Diversos doutrinadores, juristas, pesquisadores, entre outros, afirmam que a legislação brasileira teve como origem as leis criadas nos países europeus, sendo o mais influente o Código Civil Francês, também conhecido como Código de Napoleão, o qual dita em seu artigo 1154:

Art. 1154 – Os juros vencidos dos capitais podem produzir juros, quer por um pedido judicial, quer por uma convenção especial, contando que, seja no pedido, seja na convenção, se trate de juros devidos, pelo menos, por um ano inteiro. ” (Grifo meu).

Analisando friamente o estipulado pelo artigo supracitado, o mesmo permite que os juros vencidos dos capitais produzam novos juros, considerando as condicionais determinadas: pedido judicial, convenção especial, e os juros devidos devem exclusivamente ter sido capitalizados de forma anual.

De outra sorte, observamos em algumas literaturas de âmbito jurídico e até de matemática financeira, a tese de que o artigo 253 do Código Comercial de 1850 “copiou de forma errônea” [sic] os dispostos no Código Napoleônico, alegando que, ao invés de “É proibido contar juros dos juros”, a redação correta seria: “É proibido contar juros dos juros vencidos”.

No entanto, analisando tal constatação nos causa estranheza: Inicialmente pelo fato de afirmar-se que nossa legislação teve origem das leis europeias e, por conseguinte, quando efetuada a transcrição dos códigos europeus (sendo o mais influente o Código de Napoleão) houve um suposto erro.
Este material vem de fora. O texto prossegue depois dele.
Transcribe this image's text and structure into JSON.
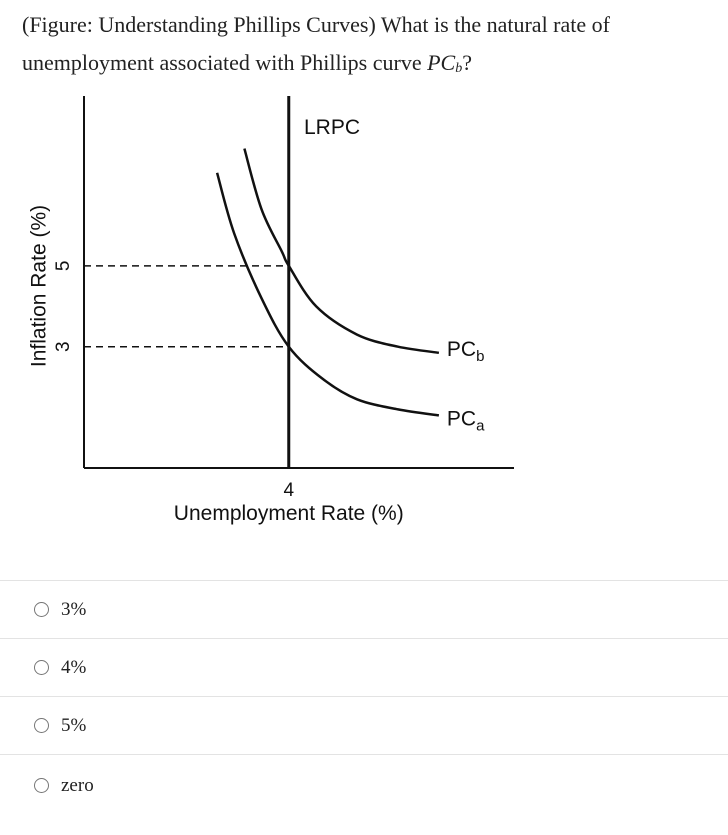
{
  "question": {
    "text_before": "(Figure: Understanding Phillips Curves) What is the natural rate of unemployment associated with Phillips curve ",
    "symbol": "PC",
    "symbol_sub": "b",
    "text_after": "?"
  },
  "chart_data": {
    "type": "line",
    "title": "",
    "xlabel": "Unemployment Rate (%)",
    "ylabel": "Inflation Rate (%)",
    "x_ticks": [
      4
    ],
    "y_ticks": [
      3,
      5
    ],
    "series": [
      {
        "name": "LRPC",
        "kind": "vertical",
        "x": [
          4,
          4
        ],
        "y": [
          0,
          9.2
        ]
      },
      {
        "name": "PCb",
        "name_main": "PC",
        "name_sub": "b",
        "x": [
          3.35,
          3.6,
          3.9,
          4.0,
          4.4,
          5.0,
          5.6,
          6.2
        ],
        "y": [
          7.9,
          6.4,
          5.35,
          5.0,
          4.0,
          3.3,
          3.0,
          2.85
        ]
      },
      {
        "name": "PCa",
        "name_main": "PC",
        "name_sub": "a",
        "x": [
          2.95,
          3.2,
          3.6,
          4.0,
          4.5,
          5.0,
          5.6,
          6.2
        ],
        "y": [
          7.3,
          5.8,
          4.2,
          3.0,
          2.2,
          1.7,
          1.45,
          1.3
        ]
      }
    ],
    "reference_lines": [
      {
        "y": 5,
        "x_end": 4,
        "style": "dashed"
      },
      {
        "y": 3,
        "x_end": 4,
        "style": "dashed"
      }
    ],
    "xlim": [
      1.0,
      7.3
    ],
    "ylim": [
      0,
      9.2
    ],
    "grid": false,
    "legend": "none (curves labelled directly)"
  },
  "options": [
    {
      "label": "3%"
    },
    {
      "label": "4%"
    },
    {
      "label": "5%"
    },
    {
      "label": "zero"
    }
  ]
}
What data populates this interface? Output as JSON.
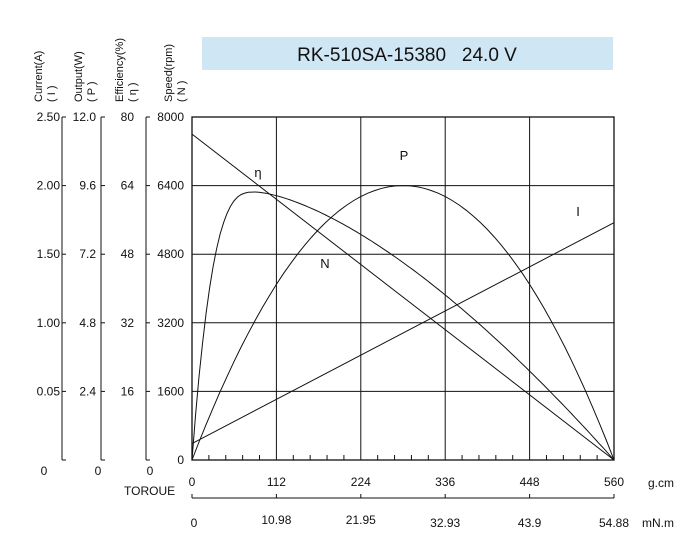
{
  "chart_data": {
    "type": "line",
    "title": "RK-510SA-15380   24.0 V",
    "axes": {
      "current": {
        "label": "Current(A)",
        "symbol": "( I )",
        "ticks": [
          "2.50",
          "2.00",
          "1.50",
          "1.00",
          "0.05",
          "0"
        ],
        "range": [
          0,
          2.5
        ]
      },
      "output": {
        "label": "Output(W)",
        "symbol": "( P )",
        "ticks": [
          "12.0",
          "9.6",
          "7.2",
          "4.8",
          "2.4",
          "0"
        ],
        "range": [
          0,
          12.0
        ]
      },
      "efficiency": {
        "label": "Efficiency(%)",
        "symbol": "( η )",
        "ticks": [
          "80",
          "64",
          "48",
          "32",
          "16",
          "0"
        ],
        "range": [
          0,
          80
        ]
      },
      "speed": {
        "label": "Speed(rpm)",
        "symbol": "( N )",
        "ticks": [
          "8000",
          "6400",
          "4800",
          "3200",
          "1600",
          "0"
        ],
        "range": [
          0,
          8000
        ]
      },
      "torque_gcm": {
        "label": "TOROUE",
        "unit": "g.cm",
        "ticks": [
          "0",
          "112",
          "224",
          "336",
          "448",
          "560"
        ],
        "range": [
          0,
          560
        ]
      },
      "torque_mnm": {
        "unit": "mN.m",
        "ticks": [
          "0",
          "10.98",
          "21.95",
          "32.93",
          "43.9",
          "54.88"
        ],
        "range": [
          0,
          54.88
        ]
      }
    },
    "series": [
      {
        "name": "N",
        "axis": "speed",
        "x": [
          0,
          560
        ],
        "y": [
          7600,
          0
        ]
      },
      {
        "name": "I",
        "axis": "current",
        "x": [
          0,
          560
        ],
        "y": [
          0.12,
          1.73
        ]
      },
      {
        "name": "P",
        "axis": "output",
        "peak_x": 280,
        "peak_y": 9.6,
        "x": [
          0,
          560
        ],
        "y": [
          0,
          0
        ]
      },
      {
        "name": "η",
        "axis": "efficiency",
        "peak_x": 85,
        "peak_y": 62.5,
        "x": [
          0,
          560
        ],
        "y": [
          0,
          0
        ]
      }
    ],
    "grid": true
  }
}
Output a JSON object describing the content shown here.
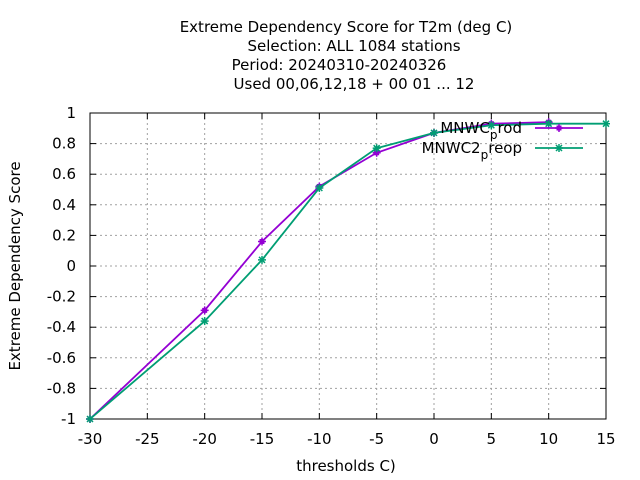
{
  "chart_data": {
    "type": "line",
    "title_lines": [
      "Extreme Dependency Score  for T2m (deg C)",
      "Selection: ALL   1084 stations",
      "Period: 20240310-20240326",
      "Used  00,06,12,18 + 00 01 ... 12"
    ],
    "xlabel": "thresholds C)",
    "ylabel": "Extreme Dependency Score",
    "xlim": [
      -30,
      15
    ],
    "ylim": [
      -1,
      1
    ],
    "xticks": [
      -30,
      -25,
      -20,
      -15,
      -10,
      -5,
      0,
      5,
      10,
      15
    ],
    "yticks": [
      -1,
      -0.8,
      -0.6,
      -0.4,
      -0.2,
      0,
      0.2,
      0.4,
      0.6,
      0.8,
      1
    ],
    "grid": true,
    "legend_position": "top-right",
    "series": [
      {
        "name_base": "MNWC",
        "name_sub": "p",
        "name_tail": "rod",
        "color": "#9400d3",
        "marker": "plus",
        "x": [
          -30,
          -20,
          -15,
          -10,
          -5,
          0,
          5,
          10
        ],
        "y": [
          -1.0,
          -0.29,
          0.16,
          0.52,
          0.74,
          0.87,
          0.93,
          0.94
        ]
      },
      {
        "name_base": "MNWC2",
        "name_sub": "p",
        "name_tail": "reop",
        "color": "#009e73",
        "marker": "star",
        "x": [
          -30,
          -20,
          -15,
          -10,
          -5,
          0,
          5,
          10,
          15
        ],
        "y": [
          -1.0,
          -0.36,
          0.04,
          0.51,
          0.77,
          0.87,
          0.92,
          0.93,
          0.93
        ]
      }
    ]
  }
}
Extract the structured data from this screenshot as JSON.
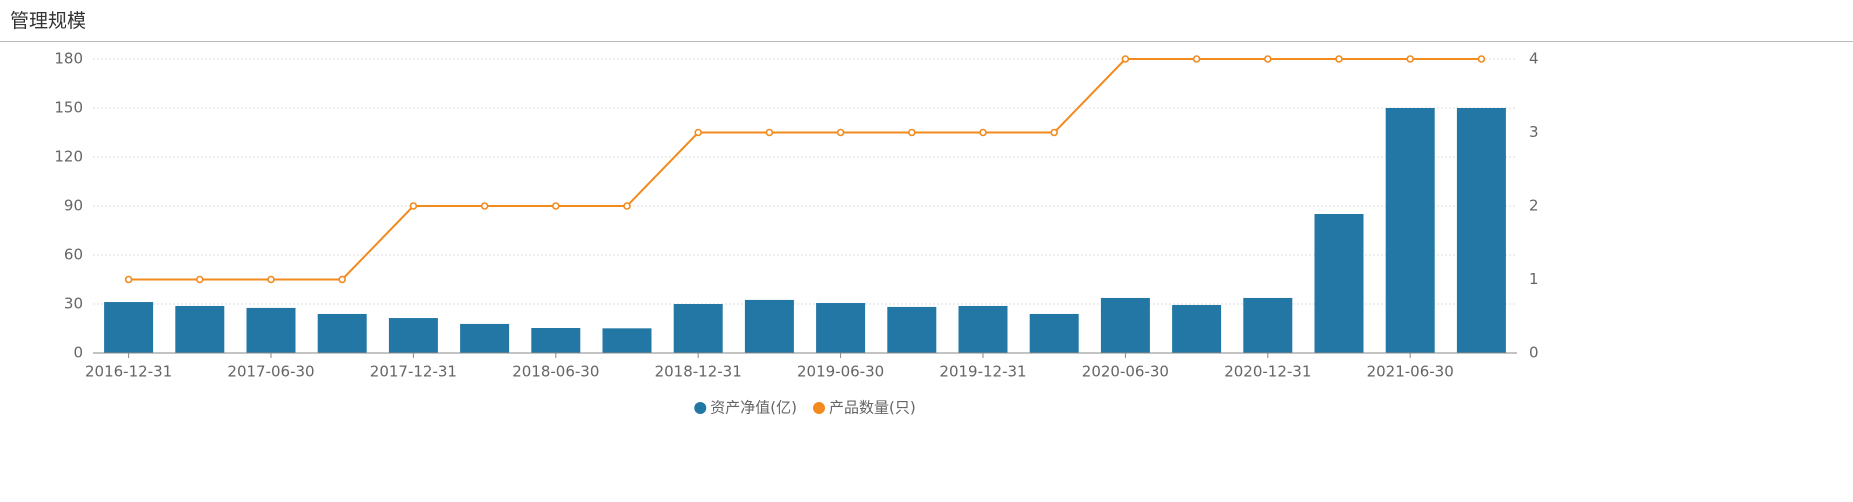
{
  "title": "管理规模",
  "chart_data": {
    "type": "bar-line",
    "categories": [
      "2016-12-31",
      null,
      "2017-06-30",
      null,
      "2017-12-31",
      null,
      "2018-06-30",
      null,
      "2018-12-31",
      null,
      "2019-06-30",
      null,
      "2019-12-31",
      null,
      "2020-06-30",
      null,
      "2020-12-31",
      null,
      "2021-06-30",
      null
    ],
    "series": [
      {
        "name": "资产净值(亿)",
        "color": "#2277a4",
        "type": "bar",
        "values": [
          31.2,
          28.8,
          27.6,
          23.9,
          21.4,
          17.8,
          15.3,
          15.1,
          30,
          32.5,
          30.6,
          28.2,
          28.8,
          23.9,
          33.7,
          29.4,
          33.7,
          85.1,
          150,
          150
        ]
      },
      {
        "name": "产品数量(只)",
        "color": "#f28a1e",
        "type": "line",
        "axis": "y2",
        "values": [
          1,
          1,
          1,
          1,
          2,
          2,
          2,
          2,
          3,
          3,
          3,
          3,
          3,
          3,
          4,
          4,
          4,
          4,
          4,
          4
        ]
      }
    ],
    "ylim": [
      0,
      180
    ],
    "yticks": [
      0,
      30,
      60,
      90,
      120,
      150,
      180
    ],
    "y2lim": [
      0,
      4
    ],
    "y2ticks": [
      0,
      1,
      2,
      3,
      4
    ],
    "grid": true,
    "legend": "bottom"
  }
}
Mas a questão mais intrigante é: como pode ter havido meramente um erro de “cópia”, quando os artigos europeus PERMITIAM a incorporação de juros vencidos ao saldo devedor, ao passo que a legislação brasileira criou o referido artigo para, ao contrário, PROIBIR tal prática?

3)        CONCLUSÃO

Ante o exposto, não é possível chegar à conclusão de como a palavra “vencidos” passou a incorporar a definição de ANATOCISMO em diversos materiais publicados nas esferas jurídica e matemática. Nossa legislação, mesmo baseando-se em leis europeias, criou um artigo para efetivamente PROIBIR a contagem de juros sobre juros, com suas devidas ressalvas, enquanto na Europa os códigos previam a POSSIBILIDADE de incorporar os juros vencidos ao capital, desde que a capitalização incidisse de forma anual. Desta forma, a comparação é falha em pontos cruciais, conforme foi descrito ao longo do item “2”, retro, e principalmente por se tratarem de assuntos distintos. Assim sendo, só resta a afirmativa de que ANATOCISMO é sinônimo de JUROS SOBRE JUROS, sejam estes de qualquer natureza, e não somente juros sobre juros vencidos.